A nova técnica, que em princípio será aplicável a qualquer órgão, poderia permitir construir rins “à medida” derivados das próprias células de cada doente. Aliás, a equipa de Ott já conseguiu obter “órgãos-fantasma” de colagénio a partir de rins de porco e de humanos. Todavia, a geração de um órgão funcional de grande tamanho ainda está por demonstrar.

Para além de permitir a utilização de órgãos “mortos”, que de outra forma não seriam aptos para transplante, esta técnica é diferente das outras tentativas de geração de órgãos bio-artificiais na medida em que os rins aqui obtidos são semelhantes a rins naturais. “O que esta abordagem tem de único”, diz Ott no mesmo comunicado, “é que, como a estrutura nativa do órgão é preservada, o órgão resultante pode ser transplantado como se de o rim de um dador se tratasse e ligado aos sistemas vascular e urinário do receptor”. Ott relata ainda no vídeo que a parte mais difícil do trabalho consistiu em ajustar as condições de pressão, dentro do biorreactor, que permitissem difundir eficazmente as novas células por toda a estrutura de colagénio. E declara com humor que “um bom número de rins explodiram no frasco” antes de conseguirem...
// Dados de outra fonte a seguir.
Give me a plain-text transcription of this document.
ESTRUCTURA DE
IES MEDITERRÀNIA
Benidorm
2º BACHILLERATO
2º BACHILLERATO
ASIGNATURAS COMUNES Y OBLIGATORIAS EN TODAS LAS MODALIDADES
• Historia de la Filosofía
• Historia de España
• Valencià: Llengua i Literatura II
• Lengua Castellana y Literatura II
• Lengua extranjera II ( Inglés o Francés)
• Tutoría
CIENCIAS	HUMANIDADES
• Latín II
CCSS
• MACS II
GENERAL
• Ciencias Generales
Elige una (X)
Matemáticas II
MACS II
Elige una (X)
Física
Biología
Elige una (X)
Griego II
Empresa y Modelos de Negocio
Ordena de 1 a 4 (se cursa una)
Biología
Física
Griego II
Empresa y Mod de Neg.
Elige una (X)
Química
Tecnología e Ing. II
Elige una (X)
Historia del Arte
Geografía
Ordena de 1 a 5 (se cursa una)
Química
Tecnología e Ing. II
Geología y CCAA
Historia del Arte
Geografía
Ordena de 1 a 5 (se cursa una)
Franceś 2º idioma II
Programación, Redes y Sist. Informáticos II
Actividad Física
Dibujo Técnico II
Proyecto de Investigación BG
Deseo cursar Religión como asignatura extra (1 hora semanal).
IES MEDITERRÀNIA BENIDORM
Ott é pioneiro desta técnica de regeneração de órgãos inteiros, num trabalho iniciado na Universidade de Minnesota com a sua colega Doris Taylor. Foram estes cientistas que, em 2008, conseguiram gerar o primeiro órgão biológico feito em laboratório: um coração que, após um tratamento semelhante — de lavagem seguida de infusão de células cardíacas — começou... a bater.

“A ideia nasceu numa conversa de corredor”, contou-nos poucos dias depois Doris Taylor em entrevista. “Falei disso com um jovem investigador [Ott] do meu laboratório. (...) Falámos muito, começámos a planear o que iríamos fazer e ele voltou para o laboratório e meteu mãos à obra. Vimos o primeiro coração começar a bater cerca de um ano mais tarde.”

“Se os resultados [no rim] forem reproduzíveis”, diz William Fissel, nefrologista da Universidade da Califórnia, citado no site da Nature, é “um verdadeiro tour de force e estes cientistas merecem os parabéns”.